Just discovering this thread now. (It was a rough summer.)

I agree completely with Ashish Jha. My first industry, typesetting machines, was disrupted by desktop publishing ten years before Clay wrote that book; I lived it, including the disbelief and worry of good people in the trade that the world was going to hell and their craft, learned over a lifetime, was falling into the hands of people who had no clue. In my speeches these days I sometimes do a Jack Nicholson-style "You can't HANDLE the Helvetica!"

I'll add one thing to Jha's quote: yes, the disruptor is inadequate - but as it gains tons of adopters and adds capability, the additions are driven by what the consumer finds valuable, which sometimes coincides with the incumbent's view and sometimes doesn't.
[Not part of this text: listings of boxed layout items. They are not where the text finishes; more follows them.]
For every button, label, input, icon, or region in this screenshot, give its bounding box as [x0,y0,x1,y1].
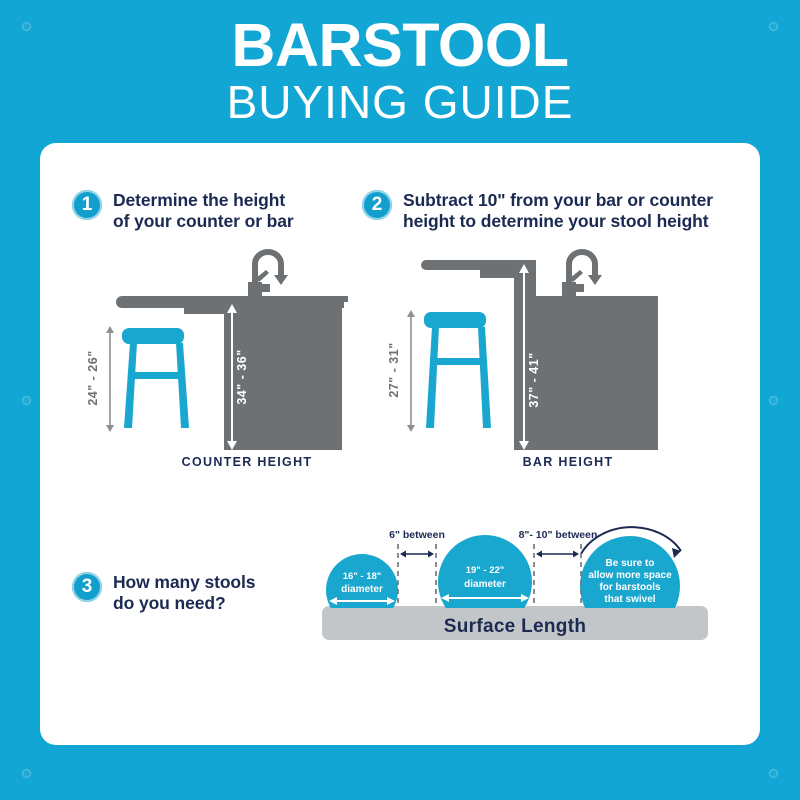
counter-height-caption: COUNTER HEIGHT [147,455,347,469]
corner-screw-icon [769,769,778,778]
step-1-number: 1 [72,190,102,220]
step-1-text: Determine the height of your counter or … [113,190,294,232]
step-3-heading: 3 How many stools do you need? [72,572,255,614]
surface-length-label: Surface Length [300,616,730,638]
counter-height-diagram: 24" - 26" 34" - 36" COUNTER HEIGHT [100,250,390,480]
step-2-text: Subtract 10" from your bar or counter he… [403,190,713,232]
bar-height-diagram: 27" - 31" 37" - 41" BAR HEIGHT [398,250,698,480]
step-2-heading: 2 Subtract 10" from your bar or counter … [362,190,713,232]
infographic-poster: BARSTOOL BUYING GUIDE 1 Determine the he… [0,0,800,800]
swivel-note-line-4: that swivel [604,594,655,605]
step-2-number: 2 [362,190,392,220]
swivel-note-line-1: Be sure to [606,558,655,569]
stool-1-diameter-value: 16" - 18" [343,571,382,582]
corner-screw-icon [769,396,778,405]
stool-2-diameter-unit: diameter [464,579,506,590]
stool-height-label: 24" - 26" [86,350,100,405]
page-title: BARSTOOL BUYING GUIDE [0,14,800,128]
counter-stool-illustration [122,328,189,428]
swivel-note-line-3: for barstools [599,582,661,593]
step-3-text: How many stools do you need? [113,572,255,614]
corner-screw-icon [22,769,31,778]
title-main: BARSTOOL [0,14,800,76]
bar-illustration [421,252,658,450]
bar-height-caption: BAR HEIGHT [468,455,668,469]
step-3-number: 3 [72,572,102,602]
gap-2-label: 8"- 10" between [519,529,598,541]
stool-1-diameter-unit: diameter [341,584,383,595]
stool-height-label: 27" - 31" [387,342,401,397]
stool-2-diameter-value: 19" - 22" [466,565,505,576]
swivel-note-line-2: allow more space [588,570,672,581]
title-subtitle: BUYING GUIDE [0,76,800,128]
stool-spacing-diagram: 16" - 18" diameter 19" - 22" diameter [300,520,730,670]
counter-height-label: 34" - 36" [235,349,249,404]
step-1-heading: 1 Determine the height of your counter o… [72,190,294,232]
bar-height-label: 37" - 41" [527,352,541,407]
corner-screw-icon [22,396,31,405]
bar-stool-illustration [424,312,491,428]
gap-1-label: 6" between [389,529,445,541]
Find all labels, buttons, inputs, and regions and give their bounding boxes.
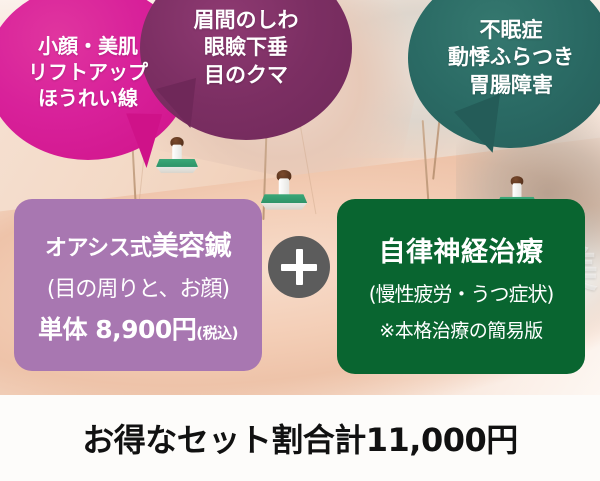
- moxibustion-cone: [156, 141, 198, 173]
- moxa-base: [261, 194, 307, 210]
- offer-title-main: 美容鍼: [152, 231, 232, 262]
- bubble-line: リフトアップ: [28, 59, 148, 85]
- offer-price-label: 単体: [38, 315, 87, 344]
- offer-title-prefix: オアシス式: [45, 236, 152, 261]
- offer-title: オアシス式美容鍼: [45, 224, 231, 263]
- bubble-line: 小顔・美肌: [28, 33, 148, 59]
- set-price-footer: お得なセット割合計11,000円: [0, 395, 600, 481]
- offer-card-autonomic-treatment[interactable]: 自律神経治療 (慢性疲労・うつ症状) ※本格治療の簡易版: [337, 199, 585, 374]
- offer-price-value: 8,900円: [95, 315, 196, 344]
- offer-subtitle: (慢性疲労・うつ症状): [369, 278, 554, 307]
- bubble-text-group: 不眠症 動悸ふらつき 胃腸障害: [448, 17, 574, 99]
- promo-banner: 美 小顔・美肌 リフトアップ ほうれい線 眉間のしわ 眼瞼下垂 目のクマ 不眠症…: [0, 0, 600, 481]
- plus-icon: [268, 236, 330, 298]
- offer-card-beauty-acupuncture[interactable]: オアシス式美容鍼 (目の周りと、お顔) 単体 8,900円(税込): [14, 199, 262, 371]
- bubble-line: 眼瞼下垂: [194, 34, 299, 61]
- plus-icon-vertical: [296, 249, 303, 285]
- bubble-line: 眉間のしわ: [194, 7, 299, 34]
- bubble-text-group: 小顔・美肌 リフトアップ ほうれい線: [28, 33, 148, 111]
- bubble-line: 目のクマ: [194, 62, 299, 89]
- bubble-text-group: 眉間のしわ 眼瞼下垂 目のクマ: [194, 7, 299, 89]
- bubble-line: 動悸ふらつき: [448, 44, 574, 71]
- offer-title: 自律神経治療: [379, 230, 544, 269]
- offer-price-row: 単体 8,900円(税込): [38, 310, 238, 346]
- moxibustion-cone: [261, 174, 307, 210]
- offer-note: ※本格治療の簡易版: [379, 316, 542, 343]
- bubble-line: 胃腸障害: [448, 72, 574, 99]
- set-price-text: お得なセット割合計11,000円: [82, 415, 518, 461]
- moxa-base: [156, 159, 198, 173]
- offer-subtitle: (目の周りと、お顔): [47, 271, 229, 303]
- offer-tax-note: (税込): [196, 324, 238, 342]
- bubble-line: ほうれい線: [28, 85, 148, 111]
- bubble-line: 不眠症: [448, 17, 574, 44]
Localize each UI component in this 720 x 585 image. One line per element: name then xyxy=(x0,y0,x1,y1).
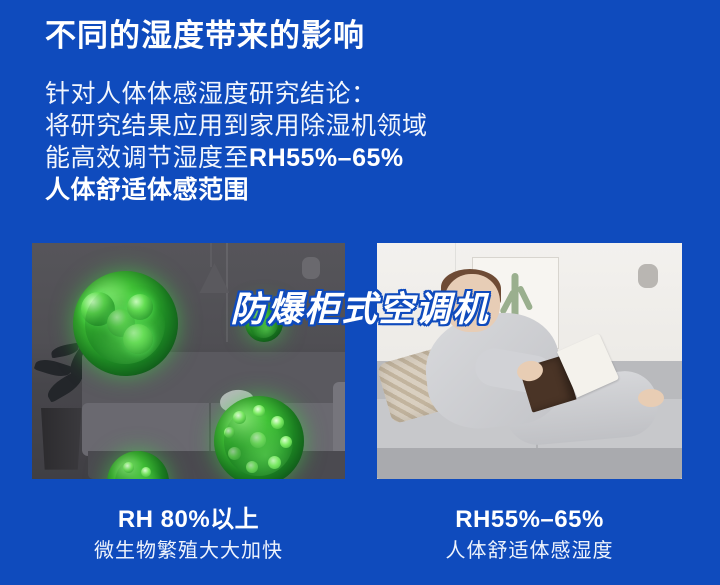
body-line-2: 将研究结果应用到家用除湿机领域 xyxy=(45,110,428,142)
photo-right-comfort-humidity xyxy=(377,243,682,479)
germ-icon xyxy=(73,271,178,376)
germ-icon xyxy=(245,304,283,342)
germ-icon xyxy=(214,396,304,479)
person-foot xyxy=(638,389,664,407)
wall-knob-icon xyxy=(638,264,658,288)
sofa-arm-right xyxy=(333,382,345,456)
germ-dot xyxy=(224,427,235,438)
germ-dot xyxy=(233,411,246,424)
body-line-3: 能高效调节湿度至RH55%–65% xyxy=(45,142,428,174)
germ-dot xyxy=(250,432,266,448)
body-line-3-highlight: RH55%–65% xyxy=(249,144,404,172)
germ-dot xyxy=(246,461,258,473)
caption-right: RH55%–65% 人体舒适体感湿度 xyxy=(377,505,682,565)
germ-cell xyxy=(107,309,135,337)
body-line-4: 人体舒适体感范围 xyxy=(45,174,428,206)
body-line-3-prefix: 能高效调节湿度至 xyxy=(45,144,249,172)
germ-dot xyxy=(123,462,134,473)
body-line-1: 针对人体体感湿度研究结论： xyxy=(45,78,428,110)
germ-cell xyxy=(81,292,115,326)
caption-right-main: RH55%–65% xyxy=(377,505,682,535)
sofa-seat xyxy=(82,403,345,457)
poster-root: 不同的湿度带来的影响 针对人体体感湿度研究结论： 将研究结果应用到家用除湿机领域… xyxy=(0,0,720,585)
person-head xyxy=(444,274,500,332)
wall-knob-icon xyxy=(302,257,320,279)
germ-dot xyxy=(253,405,265,417)
germ-cell xyxy=(127,294,153,320)
caption-right-sub: 人体舒适体感湿度 xyxy=(377,537,682,565)
germ-dot xyxy=(228,447,241,460)
photo-left-high-humidity xyxy=(32,243,345,479)
body-copy: 针对人体体感湿度研究结论： 将研究结果应用到家用除湿机领域 能高效调节湿度至RH… xyxy=(45,78,428,206)
caption-left-main: RH 80%以上 xyxy=(32,505,345,535)
caption-left: RH 80%以上 微生物繁殖大大加快 xyxy=(32,505,345,565)
caption-left-sub: 微生物繁殖大大加快 xyxy=(32,537,345,565)
pendant-cord xyxy=(210,243,212,267)
plant-pot xyxy=(38,408,84,470)
germ-dot xyxy=(280,436,292,448)
germ-cell xyxy=(123,324,153,354)
page-title: 不同的湿度带来的影响 xyxy=(45,17,365,54)
sofa-cushion-seam xyxy=(209,403,211,454)
germ-dot xyxy=(271,416,284,429)
sofa-base xyxy=(377,448,682,479)
germ-dot xyxy=(141,467,151,477)
cactus-arm xyxy=(517,285,534,311)
germ-dot xyxy=(268,456,281,469)
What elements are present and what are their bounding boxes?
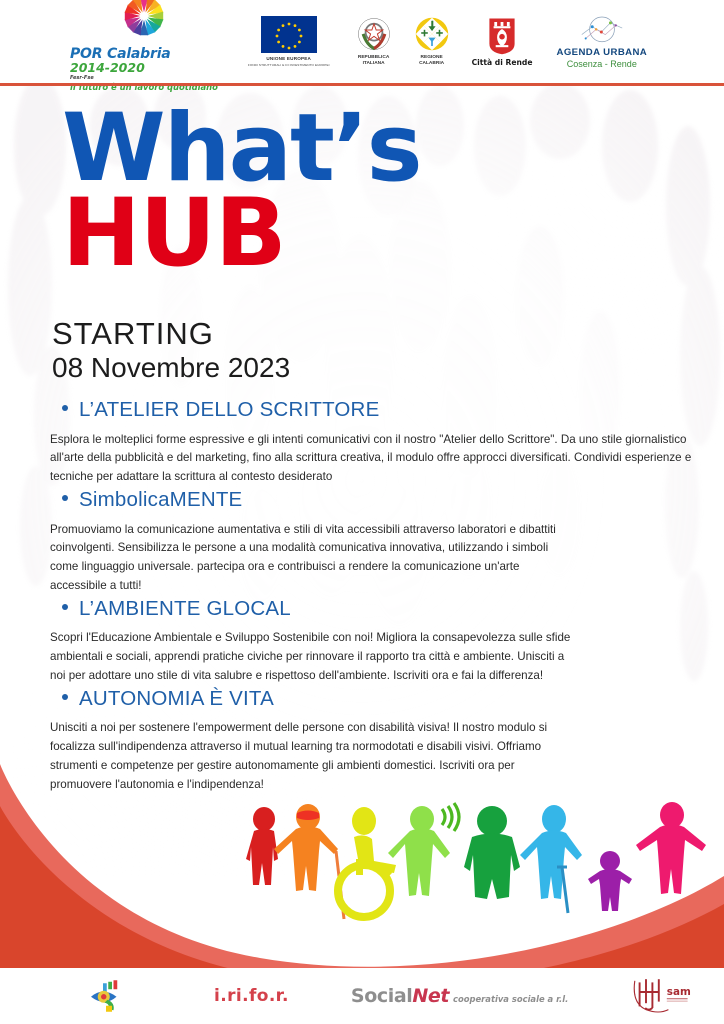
module-heading: SimbolicaMENTE — [0, 488, 724, 513]
module-item: AUTONOMIA È VITA Unisciti a noi per sost… — [0, 687, 724, 795]
poster-title: What’s HUB — [62, 108, 421, 277]
por-years: 2014-2020 — [70, 62, 218, 75]
repubblica-line1: REPUBBLICA — [358, 55, 389, 60]
module-heading: L’AMBIENTE GLOCAL — [0, 597, 724, 622]
logo-unione-europea: UNIONE EUROPEA FONDI STRUTTURALI E DI IN… — [248, 16, 330, 67]
starting-label: STARTING — [52, 318, 290, 351]
module-item: SimbolicaMENTE Promuoviamo la comunicazi… — [0, 488, 724, 596]
logo-citta-di-rende: Città di Rende — [472, 17, 533, 67]
poster: POR Calabria 2014-2020 Fesr-Fse il futur… — [0, 0, 724, 1024]
logo-regione-calabria: REGIONE CALABRIA — [414, 16, 450, 68]
module-body: Scopri l'Educazione Ambientale e Svilupp… — [0, 629, 724, 685]
logo-repubblica-italiana: REPUBBLICA ITALIANA — [356, 16, 392, 68]
por-calabria-flower-icon — [120, 0, 168, 40]
bullet-icon — [62, 405, 68, 411]
italian-republic-emblem-icon — [356, 16, 392, 52]
agenda-urbana-subtitle: Cosenza - Rende — [567, 59, 637, 69]
module-title: AUTONOMIA È VITA — [79, 687, 274, 712]
module-heading: L’ATELIER DELLO SCRITTORE — [0, 398, 724, 423]
figure-person — [636, 802, 706, 894]
logo-agenda-urbana: AGENDA URBANA Cosenza - Rende — [556, 15, 647, 69]
starting-block: STARTING 08 Novembre 2023 — [52, 318, 290, 384]
module-item: L’AMBIENTE GLOCAL Scopri l'Educazione Am… — [0, 597, 724, 686]
logo-socialnet: SocialNet cooperativa sociale a r.l. — [351, 985, 568, 1007]
figure-person-hearing — [388, 803, 459, 896]
module-list: L’ATELIER DELLO SCRITTORE Esplora le mol… — [0, 398, 724, 795]
sam-logo-icon: sam — [630, 976, 694, 1016]
hearing-waves-icon — [442, 803, 459, 831]
por-fund: Fesr-Fse — [70, 76, 218, 81]
title-line-hub: HUB — [62, 191, 421, 277]
eu-subcaption: FONDI STRUTTURALI E DI INVESTIMENTO EURO… — [248, 63, 330, 67]
starting-date: 08 Novembre 2023 — [52, 353, 290, 384]
header-logo-strip: POR Calabria 2014-2020 Fesr-Fse il futur… — [0, 0, 724, 83]
module-title: L’ATELIER DELLO SCRITTORE — [79, 398, 379, 423]
regione-line1: REGIONE — [421, 55, 443, 60]
figure-person-with-crutch — [520, 805, 582, 913]
repubblica-line2: ITALIANA — [363, 61, 385, 66]
agenda-urbana-title: AGENDA URBANA — [556, 47, 647, 58]
module-body: Unisciti a noi per sostenere l'empowerme… — [0, 719, 724, 794]
figure-child — [588, 851, 632, 911]
figure-wheelchair-user — [338, 807, 396, 917]
socialnet-part2: Net — [412, 985, 449, 1007]
module-title: L’AMBIENTE GLOCAL — [79, 597, 291, 622]
footer-logo-strip: i.ri.fo.r. SocialNet cooperativa sociale… — [0, 968, 724, 1024]
repubblica-caption: REPUBBLICA ITALIANA — [358, 55, 389, 68]
eu-flag-icon — [261, 16, 317, 53]
figure-standing-person — [246, 807, 278, 885]
eu-caption: UNIONE EUROPEA — [266, 56, 311, 61]
logo-por-calabria: POR Calabria 2014-2020 Fesr-Fse il futur… — [70, 0, 218, 91]
regione-caption: REGIONE CALABRIA — [419, 55, 444, 68]
regione-line2: CALABRIA — [419, 61, 444, 66]
module-body: Esplora le molteplici forme espressive e… — [0, 431, 724, 487]
figure-large-person — [464, 806, 520, 899]
por-title: POR Calabria — [70, 47, 218, 61]
diverse-people-illustration — [236, 801, 724, 936]
rende-coat-of-arms-icon — [488, 17, 516, 55]
regione-calabria-emblem-icon — [414, 16, 450, 52]
agenda-urbana-network-icon — [579, 15, 625, 45]
rende-caption: Città di Rende — [472, 58, 533, 67]
bullet-icon — [62, 495, 68, 501]
header-divider-rule — [0, 83, 724, 86]
module-item: L’ATELIER DELLO SCRITTORE Esplora le mol… — [0, 398, 724, 487]
module-body: Promuoviamo la comunicazione aumentativa… — [0, 521, 724, 596]
socialnet-part1: Social — [351, 985, 412, 1007]
figure-person-with-white-cane — [274, 804, 344, 919]
bullet-icon — [62, 604, 68, 610]
uici-eye-logo-icon — [88, 977, 130, 1015]
socialnet-tagline: cooperativa sociale a r.l. — [453, 994, 568, 1004]
module-heading: AUTONOMIA È VITA — [0, 687, 724, 712]
bullet-icon — [62, 694, 68, 700]
sam-text: sam — [667, 986, 691, 998]
module-title: SimbolicaMENTE — [79, 488, 242, 513]
irifor-text: i.ri.fo.r. — [214, 986, 289, 1006]
logo-irifor: i.ri.fo.r. — [214, 986, 289, 1006]
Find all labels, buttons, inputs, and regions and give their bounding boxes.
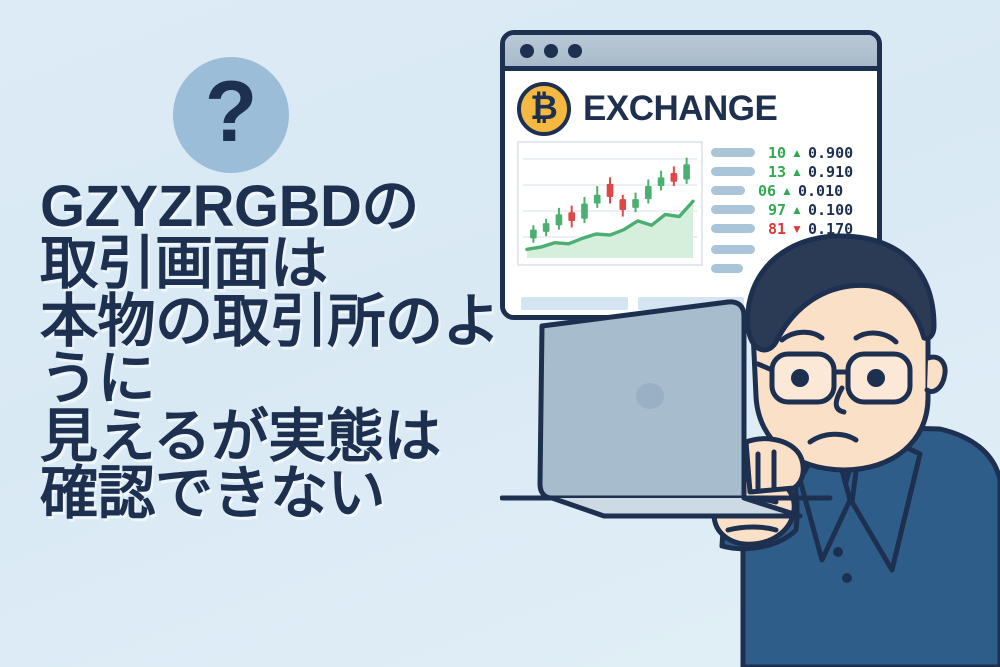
arrow-up-icon: ▲ xyxy=(791,147,803,159)
price-value: 0.910 xyxy=(808,163,853,181)
question-mark-icon: ? xyxy=(205,69,258,155)
typing-hand xyxy=(746,439,803,492)
question-badge: ? xyxy=(173,57,289,173)
price-change: 97 xyxy=(760,201,786,219)
price-row[interactable]: 10▲0.900 xyxy=(711,143,865,162)
ticker-placeholder xyxy=(711,167,755,176)
minimize-icon[interactable] xyxy=(544,44,558,58)
poster-canvas: ? GZYZRGBDの 取引画面は 本物の取引所のように 見えるが実態は 確認で… xyxy=(0,0,1000,667)
arrow-up-icon: ▲ xyxy=(781,185,793,197)
price-change: 06 xyxy=(750,182,776,200)
glasses-icon xyxy=(758,354,910,402)
price-value: 0.100 xyxy=(808,201,853,219)
arrow-up-icon: ▲ xyxy=(791,204,803,216)
bitcoin-icon: ₿ xyxy=(517,82,571,136)
exchange-header: ₿ EXCHANGE xyxy=(517,81,865,137)
page-title: GZYZRGBDの 取引画面は 本物の取引所のように 見えるが実態は 確認できな… xyxy=(40,178,510,522)
price-row[interactable]: 06▲0.010 xyxy=(711,181,865,200)
price-change: 13 xyxy=(760,163,786,181)
ticker-placeholder xyxy=(711,148,755,157)
exchange-title: EXCHANGE xyxy=(583,89,777,129)
price-change: 10 xyxy=(760,144,786,162)
bitcoin-symbol: ₿ xyxy=(530,91,558,125)
ticker-placeholder xyxy=(711,205,755,214)
price-value: 0.900 xyxy=(808,144,853,162)
price-row[interactable]: 13▲0.910 xyxy=(711,162,865,181)
arrow-up-icon: ▲ xyxy=(791,166,803,178)
ticker-placeholder xyxy=(711,186,745,195)
price-value: 0.010 xyxy=(798,182,843,200)
head xyxy=(748,236,945,470)
close-icon[interactable] xyxy=(520,44,534,58)
illustration xyxy=(500,230,1000,667)
browser-titlebar xyxy=(505,35,877,71)
price-row[interactable]: 97▲0.100 xyxy=(711,200,865,219)
maximize-icon[interactable] xyxy=(568,44,582,58)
I was on a webcast this week supposedly about the "consumerization" of healthcare, sponsored by AHIP, the industry industry organization. There was a palpable difference between what industry people talk about (largely "getting patients to do things") and what autonomous patients themselves actually discuss at Medicine X, the only conference in the world that is completely patient generated.

At Health 2.0 this week, Alexandra Drane put up two slides that brilliantly illustrate the difference in perspective of the healthcare industry and the patient. Susannah Fox tweeted pix. Look: the industry (including surgeons I'm sure) view the issues in the buckets on the left; the person with the problem (the patient) experiences it as shown on the right. My whole point is that when consumers start running things, solutions morph to be oriented to what THEY want, not what the people on the left think about. And THAT is disruption.